Alors que la Fromagerie Boivin a l’habitude de recruter à l’étranger, la pandémie et l’incertitude qu’elle soulève la force à se questionner sur son processus d’embauche.

Depuis déjà quelques années, la fromagerie travaille avec des agences d’immigration pour embaucher des travailleurs étrangers. Au début de la pandémie, six d’entre eux ont plié bagage en raison de la baisse des ventes et sont allés retrouver leur famille.

« Les processus pour embaucher à l’étranger sont assez longs alors on doit le prévoir un an d’avance. La pandémie nous affecte c’est évident. Allons-nous enclencher des démarches pour engager des travailleurs étrangers pour dans un an? Je ne sais pas », confirme le directeur général, Luc Boivin. Il avait enclenché un processus pour recruter des travailleurs philippins mais il l’a mis sur pause. Selon lui, la région du Saguenay-Lac-Saint-Jean est plus touchée que les autres parce que l’accueil des immigrants n’est pas adapté et ne se fait pas adéquatement dans les régions ressources. À son avis, c’est plus approprié pour les grands centres explique Monsieur Boivin.

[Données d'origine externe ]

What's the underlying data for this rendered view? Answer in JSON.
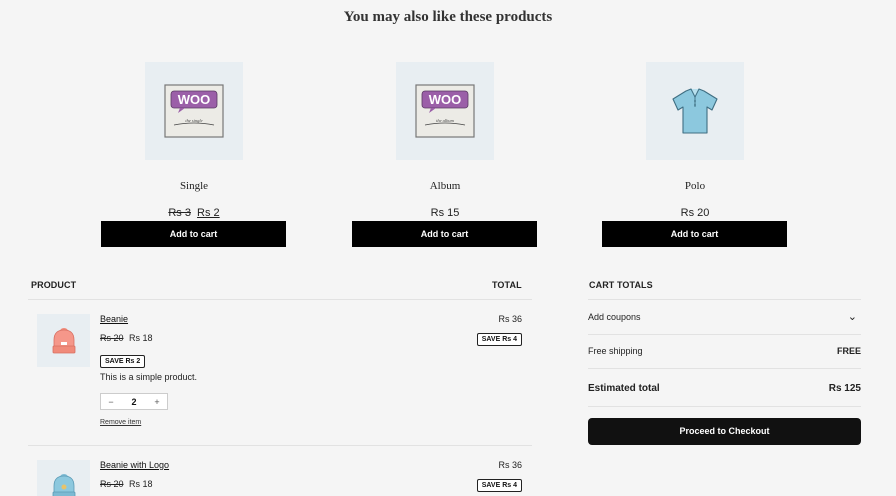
{
  "section_title": "You may also like these products",
  "products": [
    {
      "name": "Single",
      "price_old": "Rs 3",
      "price": "Rs 2",
      "button": "Add to cart",
      "image": "woo-single-icon"
    },
    {
      "name": "Album",
      "price_old": "",
      "price": "Rs 15",
      "button": "Add to cart",
      "image": "woo-album-icon"
    },
    {
      "name": "Polo",
      "price_old": "",
      "price": "Rs 20",
      "button": "Add to cart",
      "image": "polo-shirt-icon"
    }
  ],
  "cart": {
    "col_product": "PRODUCT",
    "col_total": "TOTAL",
    "items": [
      {
        "name": "Beanie",
        "price_old": "Rs 20",
        "price": "Rs 18",
        "save": "SAVE Rs 2",
        "description": "This is a simple product.",
        "qty_minus": "−",
        "qty": "2",
        "qty_plus": "+",
        "remove": "Remove item",
        "line_total": "Rs 36",
        "line_save": "SAVE Rs 4",
        "image": "beanie-orange-icon"
      },
      {
        "name": "Beanie with Logo",
        "price_old": "Rs 20",
        "price": "Rs 18",
        "line_total": "Rs 36",
        "line_save": "SAVE Rs 4",
        "image": "beanie-blue-icon"
      }
    ]
  },
  "totals": {
    "heading": "CART TOTALS",
    "coupons": "Add coupons",
    "coupons_chevron": "⌄",
    "shipping_label": "Free shipping",
    "shipping_value": "FREE",
    "estimated_label": "Estimated total",
    "estimated_value": "Rs 125",
    "checkout": "Proceed to Checkout"
  }
}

Manque main-d’œuvre régionale

 Si la Fromagerie Boivin doit se tourner vers l’immigration, c’est parce qu’elle peine à recruter localement.  La compagnie investit davantage d’argent dans la publicité d’embauche que dans ses campagnes de promotion. Même si la fromagerie a trouvé des solutions, comme embaucher des étudiants en provenance de l’étranger, ce n’est pas suffisant. Dans l’usine, en date du 24 septembre, il manquait neuf employés sur le plancher.

Malgré la période actuelle et le manque de personnel, les autres projets de la fromagerie vont bon train.   On prévoit continuer d’investir dans les projets à l’extérieur de la région tels que la Fromagerie Lemaire et le maintien des infrastructures.